Here's Steven with Miya-chan.

We told the Israeli girl that the Japanese subway costs a lot. We noticed (even with us being tired) that the subway is owned by 2 different private companies (that are not part of JR) and is thus quite expensive if you use it a lot. She explained that the JR railways go to most places all around Tokyo and you should only use the subways to get from your hotel to the nearest JR station to save your expenses. That was a helpful tip, honestly.

Together with the Israeli girl, we checked out the 7/11 across the street (literally, like 20 meters from the hostel; useful that it was this close by).
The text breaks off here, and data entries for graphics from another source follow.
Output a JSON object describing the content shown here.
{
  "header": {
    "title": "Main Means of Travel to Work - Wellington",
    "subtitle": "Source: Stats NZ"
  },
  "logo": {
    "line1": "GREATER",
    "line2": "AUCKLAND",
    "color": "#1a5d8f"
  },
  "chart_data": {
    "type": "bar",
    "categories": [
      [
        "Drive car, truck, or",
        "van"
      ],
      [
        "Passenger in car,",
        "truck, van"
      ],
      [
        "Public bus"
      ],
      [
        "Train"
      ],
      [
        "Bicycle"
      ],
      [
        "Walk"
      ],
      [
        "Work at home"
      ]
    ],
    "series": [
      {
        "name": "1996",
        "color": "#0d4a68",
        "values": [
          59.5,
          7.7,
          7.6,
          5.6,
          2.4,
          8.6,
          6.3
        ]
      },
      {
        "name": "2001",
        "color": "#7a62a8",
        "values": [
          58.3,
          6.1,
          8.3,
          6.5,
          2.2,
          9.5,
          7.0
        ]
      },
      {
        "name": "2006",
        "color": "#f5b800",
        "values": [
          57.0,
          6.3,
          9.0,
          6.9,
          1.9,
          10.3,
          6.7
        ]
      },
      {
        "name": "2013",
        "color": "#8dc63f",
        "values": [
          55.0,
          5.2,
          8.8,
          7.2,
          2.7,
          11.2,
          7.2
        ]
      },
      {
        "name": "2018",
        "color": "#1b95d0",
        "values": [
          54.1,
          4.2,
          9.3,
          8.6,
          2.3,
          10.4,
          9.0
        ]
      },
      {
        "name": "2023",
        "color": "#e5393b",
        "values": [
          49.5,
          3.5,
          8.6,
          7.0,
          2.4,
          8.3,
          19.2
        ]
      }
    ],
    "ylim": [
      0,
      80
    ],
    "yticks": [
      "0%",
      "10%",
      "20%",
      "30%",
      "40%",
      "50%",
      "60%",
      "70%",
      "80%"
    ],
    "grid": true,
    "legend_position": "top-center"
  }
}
We checked the shop, got us some instant noodles, payed and afterwards laughed with the cashier that bowed ridiculously low (nearly 90°).

Back at the hostel, we ate the noodles, drank a beer with Miya-chan and went to bed ourselves.

Tips for traveling in Japan

  • The JR pass is one of the cheaper ways to travel through Japan. You can order it from anywhere in the world and you can activate the ticket in the JR office in the airport. With the pass you can travel through most of Japan (safe a few local lines). The passes come in 7-days, 14-days and 21-days.
  • In the railway station, go to the JR office to reserve your place for your desired train (any time, any destination). When going to the train, search for the “white-backed ticket” counter. Sometimes this in a separate office, next to the other check-in counters. When passing, show the JR pass to the person in the office. If all is okay, you'll get a friendly dôzo and you can move on.
  • The subways in Tokyo are owned by different companies. Both which are not part of JR. But since the JR railways runs throughout most local areas of Tokyo, you can keep the subway usage to the minimum (from your hotel/hostel to the nearest JR railway station and back) and make use of your JR pass.
  • If you don't understand Japanese characters, ensure you have an English variant of the Japanese Subway net. Some smaller stations don't mention the English/Romaji names. Just search a detailed one on the net, there are plenty of them.